Model for Folding and Aggregation in RNA Secondary Structures

We study the statistical mechanics of RNA secondary structures designed to have an attraction between two different types of structures as a model system for heteropolymer aggregation. The competition between the branching entropy of the secondary structure and the energy gained by pairing drives the RNA to undergo a “temperature independent” second order phase transition from a molten to an aggregated phase. The aggregated phase thus obtained has a macroscopically large number of contacts between different RNAs. The partition function scaling exponent for this phase is $\theta \approx 1/2$ and the crossover exponent of the phase transition is $\nu \approx 5/3$. The relevance of these calculations to the aggregation of biological molecules is discussed.

Figure 1

Abstract representations of RNA secondary structures (from Ref. 4). (a) Helix representation (b) Noncrossing arch diagram. Here, the solid line corresponds to the backbone of the RNA. The dashed arches correspond to the base pairs. The absence of pseudoknots implies that the arches never cross. (c) Mountain representation. Here, as we go along the backbone of the RNA from base 1 to $N$ (represented by the base line), we go one step up for the beginning of a pair, one step down for the closing of a pair, and a horizontal step for no pairing.

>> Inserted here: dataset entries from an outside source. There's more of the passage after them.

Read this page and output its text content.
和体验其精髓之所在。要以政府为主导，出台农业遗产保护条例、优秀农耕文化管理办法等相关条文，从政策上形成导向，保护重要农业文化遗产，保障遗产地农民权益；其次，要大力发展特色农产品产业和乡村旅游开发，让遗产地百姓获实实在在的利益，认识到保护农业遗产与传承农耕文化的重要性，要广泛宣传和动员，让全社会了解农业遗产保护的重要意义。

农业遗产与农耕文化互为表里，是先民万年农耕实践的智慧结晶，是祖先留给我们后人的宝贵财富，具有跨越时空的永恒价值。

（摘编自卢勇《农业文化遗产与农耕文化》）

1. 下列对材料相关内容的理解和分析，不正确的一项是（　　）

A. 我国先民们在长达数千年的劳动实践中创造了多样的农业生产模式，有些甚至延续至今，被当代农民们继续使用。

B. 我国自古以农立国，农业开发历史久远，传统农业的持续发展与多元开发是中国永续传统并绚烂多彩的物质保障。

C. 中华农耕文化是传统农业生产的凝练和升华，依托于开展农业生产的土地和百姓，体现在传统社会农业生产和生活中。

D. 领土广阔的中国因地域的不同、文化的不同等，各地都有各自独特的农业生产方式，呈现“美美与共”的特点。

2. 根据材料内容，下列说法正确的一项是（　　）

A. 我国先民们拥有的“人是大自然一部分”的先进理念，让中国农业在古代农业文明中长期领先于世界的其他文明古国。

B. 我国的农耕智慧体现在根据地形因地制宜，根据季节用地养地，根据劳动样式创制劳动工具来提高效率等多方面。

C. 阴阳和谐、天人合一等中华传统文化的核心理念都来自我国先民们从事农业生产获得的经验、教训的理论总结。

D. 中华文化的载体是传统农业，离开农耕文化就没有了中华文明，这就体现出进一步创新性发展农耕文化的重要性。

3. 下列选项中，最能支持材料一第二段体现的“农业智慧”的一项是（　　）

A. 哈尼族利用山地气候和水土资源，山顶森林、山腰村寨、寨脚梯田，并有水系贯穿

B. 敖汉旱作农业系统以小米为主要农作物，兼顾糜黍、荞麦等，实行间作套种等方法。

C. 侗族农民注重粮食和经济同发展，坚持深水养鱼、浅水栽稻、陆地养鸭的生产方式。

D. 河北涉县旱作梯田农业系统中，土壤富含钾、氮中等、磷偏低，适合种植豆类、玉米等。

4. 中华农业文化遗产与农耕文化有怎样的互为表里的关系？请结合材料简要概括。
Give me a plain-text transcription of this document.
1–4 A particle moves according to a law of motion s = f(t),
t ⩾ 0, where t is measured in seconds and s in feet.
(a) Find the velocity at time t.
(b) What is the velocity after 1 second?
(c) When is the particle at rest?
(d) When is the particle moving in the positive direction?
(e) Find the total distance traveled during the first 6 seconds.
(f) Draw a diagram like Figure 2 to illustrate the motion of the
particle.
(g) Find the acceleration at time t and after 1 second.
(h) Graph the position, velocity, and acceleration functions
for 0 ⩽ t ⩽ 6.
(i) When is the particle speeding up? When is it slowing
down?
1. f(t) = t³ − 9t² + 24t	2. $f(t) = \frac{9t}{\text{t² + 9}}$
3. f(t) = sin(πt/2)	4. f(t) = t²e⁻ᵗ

Such a mountain never crosses the baseline and always returns to the baseline at the end.

Figure 2

The behavior of the partition function ${\widehat{Z}}_d(z;q_1=4,q_2=9,q_3)$. For $q_3=q_{3c}=6$, we observe a square root behavior. For $q_3>q_{3c}$, we see an inverse square root behavior. The inset shows the resulting phase diagram.

Figure 3

Scaling plot for the order parameter. Inset shows the order parameter of the phase transition. In both the plots $q_1=4$ and $q_2=9$, hence $q_{3c}=6$.